Tip-off Wednesday is set for 8 p.m. Georgia returns home Saturday at 3:30 to host Florida.
"In taking over for Coach (Dennis) Felton I walked into a situation where emotionally we were struggling and having to try to keep the players going after wins," Herrmann said during the bi-weekly SEC teleconference. "It obviously gets tougher as you go along and I think we've got to appeal to them in the interest of the game they've played since they were little.
"We've got to do that every day. I won't shirk what I can do to build them up and stay positive about our situation and the opponents we have coming up. But if you can't get excited about playing Tennessee (14-8, 5-3) and Florida (Saturday) then you should be playing another game."
For Georgia, the Bulldogs' problems remain the same.
Inconsistency on offense, spotty rebounding and turnovers continue to keep Georgia winless since a 72-52 victory over Kennesaw State back on Dec. 31.
Take Saturday's 79-68 loss at South Carolina, for example.
The Gamecocks led 41-25 at halftime, and pushed the lead to 20 points a minute into the second half before Georgia got within 66-53 with 7:56 to play only to be held to just one field goal over the next four minutes.
Terrance Woodbury led all scorers with 20 points, and freshman Trey Thompkins notched a double-double with 14 points and 11 rebounds for Georgia which also got a boost from Zac Swansey who came off the bench to score 13 points on 5-of-9 shooting.
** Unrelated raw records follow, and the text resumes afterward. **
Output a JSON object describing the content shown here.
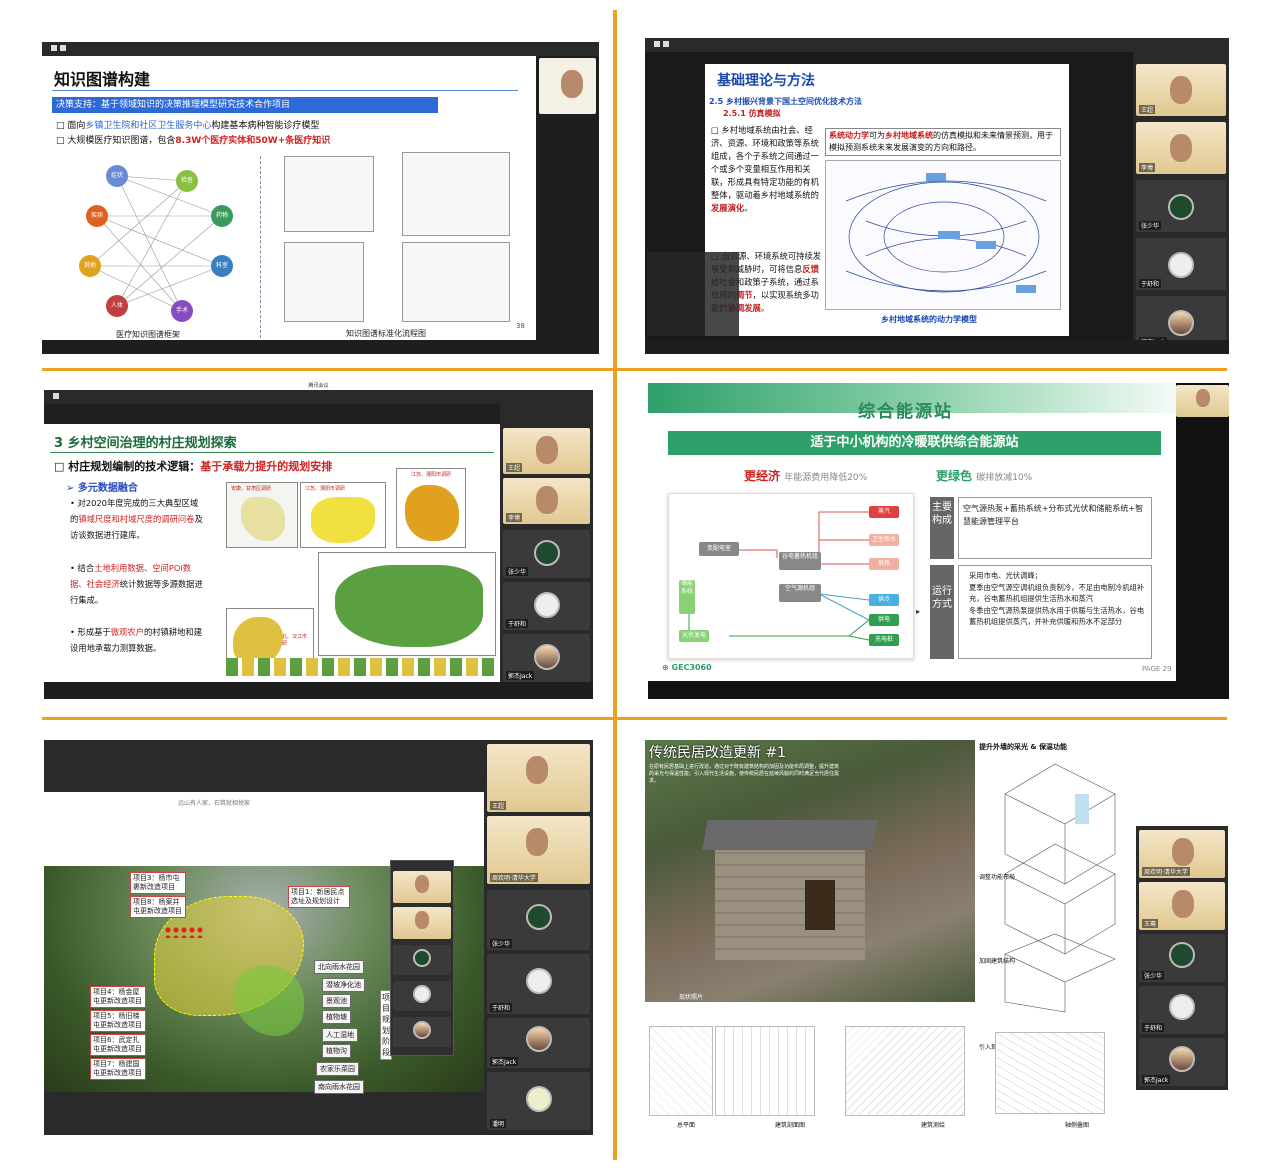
{
  "p1": {
    "heading": "知识图谱构建",
    "banner": "决策支持：基于领域知识的决策推理模型研究技术合作项目",
    "bullet1_a": "面向",
    "bullet1_b": "乡镇卫生院和社区卫生服务中心",
    "bullet1_c": "构建基本病种智能诊疗模型",
    "bullet2_a": "大规模医疗知识图谱，包含",
    "bullet2_b": "8.3W个医疗实体和50W+条医疗知识",
    "caption_left": "医疗知识图谱框架",
    "caption_right": "知识图谱标准化流程图",
    "page": "38",
    "nodes": [
      "症状",
      "药物",
      "检查",
      "疾病",
      "科室",
      "人体",
      "手术",
      "操作",
      "其他"
    ]
  },
  "p2": {
    "heading": "基础理论与方法",
    "sub1": "2.5 乡村振兴背景下国土空间优化技术方法",
    "sub2": "2.5.1 仿真模拟",
    "para1_a": "乡村地域系统由社会、经济、资源、环境和政策等系统组成，各个子系统之间通过一个或多个变量相互作用和关联，形成具有特定功能的有机整体，驱动着乡村地域系统的",
    "para1_b": "发展演化",
    "para1_c": "。",
    "para2_a": "当资源、环境系统可持续发展受到威胁时，可将信息",
    "para2_b": "反馈",
    "para2_c": "给社会和政策子系统，通过系统间的",
    "para2_d": "调节",
    "para2_e": "，以实现系统多功能的",
    "para2_f": "协调发展",
    "para2_g": "。",
    "box_a": "系统动力学",
    "box_b": "可为",
    "box_c": "乡村地域系统",
    "box_d": "的仿真模拟和未来情景预测，用于模拟预测系统未来发展演变的方向和路径。",
    "caption": "乡村地域系统的动力学模型"
  },
  "p3": {
    "window_title": "腾讯会议",
    "heading": "3 乡村空间治理的村庄规划探索",
    "point_a": "村庄规划编制的技术逻辑：",
    "point_b": "基于承载力提升的规划安排",
    "sub": "多元数据融合",
    "b1_a": "对2020年度完成的三大典型区域的",
    "b1_b": "镇域尺度和村域尺度的调研问卷",
    "b1_c": "及访谈数据进行建库。",
    "b2_a": "结合",
    "b2_b": "土地利用数据、空间POI数据、社会经济",
    "b2_c": "统计数据等多源数据进行集成。",
    "b3_a": "形成基于",
    "b3_b": "微观农户",
    "b3_c": "的村镇耕地和建设用地承载力测算数据。",
    "map1": "安康、甘肃区调研",
    "map2": "江苏、溧阳市调研",
    "map3": "江苏、溧阳市调研",
    "map4": "湖北、汉江市调研",
    "names": [
      "王超",
      "李博",
      "张少华",
      "于舒和",
      "郭杰Jack"
    ]
  },
  "p4": {
    "title": "综合能源站",
    "banner": "适于中小机构的冷暖联供综合能源站",
    "eco": "更经济",
    "eco_sub": "年能源费用降低20%",
    "green": "更绿色",
    "green_sub": "碳排放减10%",
    "main_label": "主要构成",
    "main_text": "空气源热泵+蓄热系统+分布式光伏和储能系统+智慧能源管理平台",
    "op_label": "运行方式",
    "op1": "采用市电、光伏调峰；",
    "op2": "夏季由空气源空调机组负责制冷，不足由电制冷机组补充，谷电蓄热机组提供生活热水和蒸汽",
    "op3": "冬季由空气源热泵提供热水用于供暖与生活热水，谷电蓄热机组提供蒸汽，并补充供暖和热水不足部分",
    "logo": "GEC3060",
    "page": "PAGE 29",
    "nodes": [
      "变配电室",
      "谷电蓄热机组",
      "空气源机组",
      "储能系统",
      "光伏发电",
      "蒸汽",
      "卫生热水",
      "供热",
      "供冷",
      "供电",
      "充电桩"
    ]
  },
  "p5": {
    "note": "远山有人家，石筑就相悦家",
    "projects": [
      "项目3：杨市屯裹新改造项目",
      "项目8：杨案井屯更新改造项目",
      "项目1：新居民点选址及规划设计",
      "项目4：杨金屋屯更新改造项目",
      "项目5：杨旧梯屯更新改造项目",
      "项目6：武定扎屯更新改造项目",
      "项目7：杨建国屯更新改造项目"
    ],
    "facilities": [
      "北向雨水花园",
      "潜坡净化池",
      "景观池",
      "植物塘",
      "人工湿地",
      "植物沟",
      "农家乐菜园",
      "南向雨水花园"
    ],
    "side_text": "项目规划阶段",
    "names": [
      "王超",
      "周欢明·清华大学",
      "张少华",
      "于舒和",
      "郭杰Jack",
      "潘明"
    ]
  },
  "p6": {
    "title": "传统民居改造更新 #1",
    "intro": "在原有民居基础上进行改造，通过对于既有建筑结构的加固及功能布局调整，提升建筑的采光与保温性能，引入现代生活设施，使传统民居在延续风貌的同时满足当代居住需求。",
    "photo_label": "现状照片",
    "top_label": "提升外墙的采光 & 保温功能",
    "mid1": "调整功能布局",
    "mid2": "加固建筑结构",
    "mid3": "引入现代设施",
    "bottom": [
      "总平面",
      "建筑剖面图",
      "建筑测绘",
      "轴侧叠图"
    ],
    "names": [
      "周欢明·清华大学",
      "王骞",
      "张少华",
      "于舒和",
      "郭杰Jack"
    ]
  },
  "colors": {
    "divider": "#f0a020",
    "green": "#2ea06a",
    "blue_banner": "#2d6ad6",
    "red": "#d32020"
  }
}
However, a poor night from 3-point range (4-of-17) kept the Bulldogs at bay despite out-rebounding South Carolina 37-34.
"We've got to try to avoid those 6-0 8-0 runs because when you turn the ball over in the backcourt or near midcourt you have trouble defending because they have the numbers which is something both Tennessee and Florida have done to us in the past," Herrmann said. "If your team is built on defense and rebounding you've got to put your team in position to do that and that means keeping it to half-court sets. We've even tried to get our players to even take five-second counts and don't throw the ball up and leave numbers in the open court against you."
Georgia dropped an 86-77 decision back on Jan. 10 Tennessee, which is shooting 51.8 percent over its last three games. Eight players are shooting .500 or better during that span for the Vols, who rank second in the conference with 80.2 points per game.
In comparison, the Bulldogs are at the bottom of the league in scoring at 65.5 points per game, one of four team categories (assist/turnover ratio, field goal percentage and scoring margin are the others) that Georgia ranks last in the SEC.
"We still talk defense, rebounding and sharing the ball, which is something we basically work on every day," Herrmann said. "We just talk about doing something to get better every day. Obviously, we've still got to solve our problem with the turnovers, which were a major problem Saturday at South Carolina."